By Stanley Coren. Free Press. $24.
Most of us own several dogs during our lifetime. Occasionally, one comes along that we tend to regard as our soul mate. In Coren’s case, it was Flint, a dynamic Cairn terrier, which was a Cold War adversary to his wife Joan, yet a companion extraordinaire for this University of British Columbia professor emeritus of psychology.
The author of eight other dog books, Coren’s sharp insight into the species and man’s relationship to it is magnified in this first-person story of true grit that ranges from perceptive narrative to tough realism. In the process, Coren serves up plenty of doggy escapades, accented with spot-on behavioral tips and why they work.
Flint is the axis of Coren’s lifestyle, from marriage and the classroom to obedience and conformation rings. Through the journey, Coren delivers humor, angst, perception and correction. Plus, he showcases this special little dog’s heroism from fending off a raccoon’s potential attack on a four-legged housemate to nurturing an elderly bed-ridden patient following a former student’s plea for help.
Here are several select Corenisms:
“To successfully train an animal (or a person) you must first figure out what is going on in his mind.”

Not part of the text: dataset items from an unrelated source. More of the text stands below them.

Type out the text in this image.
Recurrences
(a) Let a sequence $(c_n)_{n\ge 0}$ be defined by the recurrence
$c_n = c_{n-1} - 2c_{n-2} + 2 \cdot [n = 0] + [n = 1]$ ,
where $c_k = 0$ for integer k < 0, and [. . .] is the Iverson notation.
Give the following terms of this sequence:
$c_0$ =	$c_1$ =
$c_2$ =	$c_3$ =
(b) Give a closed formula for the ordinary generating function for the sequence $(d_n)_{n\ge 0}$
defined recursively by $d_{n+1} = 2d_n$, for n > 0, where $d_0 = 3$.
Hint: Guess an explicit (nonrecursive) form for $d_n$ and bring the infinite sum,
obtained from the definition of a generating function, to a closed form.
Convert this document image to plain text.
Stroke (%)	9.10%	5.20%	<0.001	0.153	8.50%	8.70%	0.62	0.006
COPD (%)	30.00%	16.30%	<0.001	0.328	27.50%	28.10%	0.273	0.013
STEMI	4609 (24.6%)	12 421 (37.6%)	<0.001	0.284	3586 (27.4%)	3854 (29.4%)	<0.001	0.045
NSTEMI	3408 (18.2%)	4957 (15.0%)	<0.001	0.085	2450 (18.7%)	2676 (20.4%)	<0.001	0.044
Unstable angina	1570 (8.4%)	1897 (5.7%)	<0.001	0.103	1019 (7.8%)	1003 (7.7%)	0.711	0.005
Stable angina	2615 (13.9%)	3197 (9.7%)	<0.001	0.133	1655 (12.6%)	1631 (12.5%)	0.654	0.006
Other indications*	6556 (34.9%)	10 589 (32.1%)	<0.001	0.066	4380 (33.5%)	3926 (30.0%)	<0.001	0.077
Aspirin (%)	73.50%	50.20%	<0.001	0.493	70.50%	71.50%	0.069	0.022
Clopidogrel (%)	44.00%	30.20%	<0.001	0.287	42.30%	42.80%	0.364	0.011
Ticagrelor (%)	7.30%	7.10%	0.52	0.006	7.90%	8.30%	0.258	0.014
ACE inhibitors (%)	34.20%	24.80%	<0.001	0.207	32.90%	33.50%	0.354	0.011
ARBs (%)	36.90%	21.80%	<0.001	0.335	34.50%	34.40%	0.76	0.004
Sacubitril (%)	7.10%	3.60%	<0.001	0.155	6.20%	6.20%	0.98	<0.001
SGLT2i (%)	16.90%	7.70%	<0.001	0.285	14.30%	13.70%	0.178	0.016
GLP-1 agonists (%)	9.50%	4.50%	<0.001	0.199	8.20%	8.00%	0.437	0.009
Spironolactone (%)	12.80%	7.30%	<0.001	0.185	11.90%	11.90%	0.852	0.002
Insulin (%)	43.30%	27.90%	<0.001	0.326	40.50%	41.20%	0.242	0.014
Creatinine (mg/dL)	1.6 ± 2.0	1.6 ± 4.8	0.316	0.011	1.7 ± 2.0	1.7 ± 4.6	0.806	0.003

“A dog lives in an ocean of human sounds and, with only the language ability of a human 2-year-old, he has to decide which words are directed at him and which are not.”
“My father once said that when you own a dog and observe his life, you learn that it is possible to grow old with grace and dignity.”
“Dogs are not suns that radiate their light over vast distances, but rather candles that illuminate the small spaces in which we live – the spaces in which we feel.”
“Over the course of my life I have come to believe that God has created many types of angels – and some of them bark.”
Coren knows and understands dogs like few others in North America. His ability to reflect that is beautifully characterized in this refreshing, innovative source of inspiration.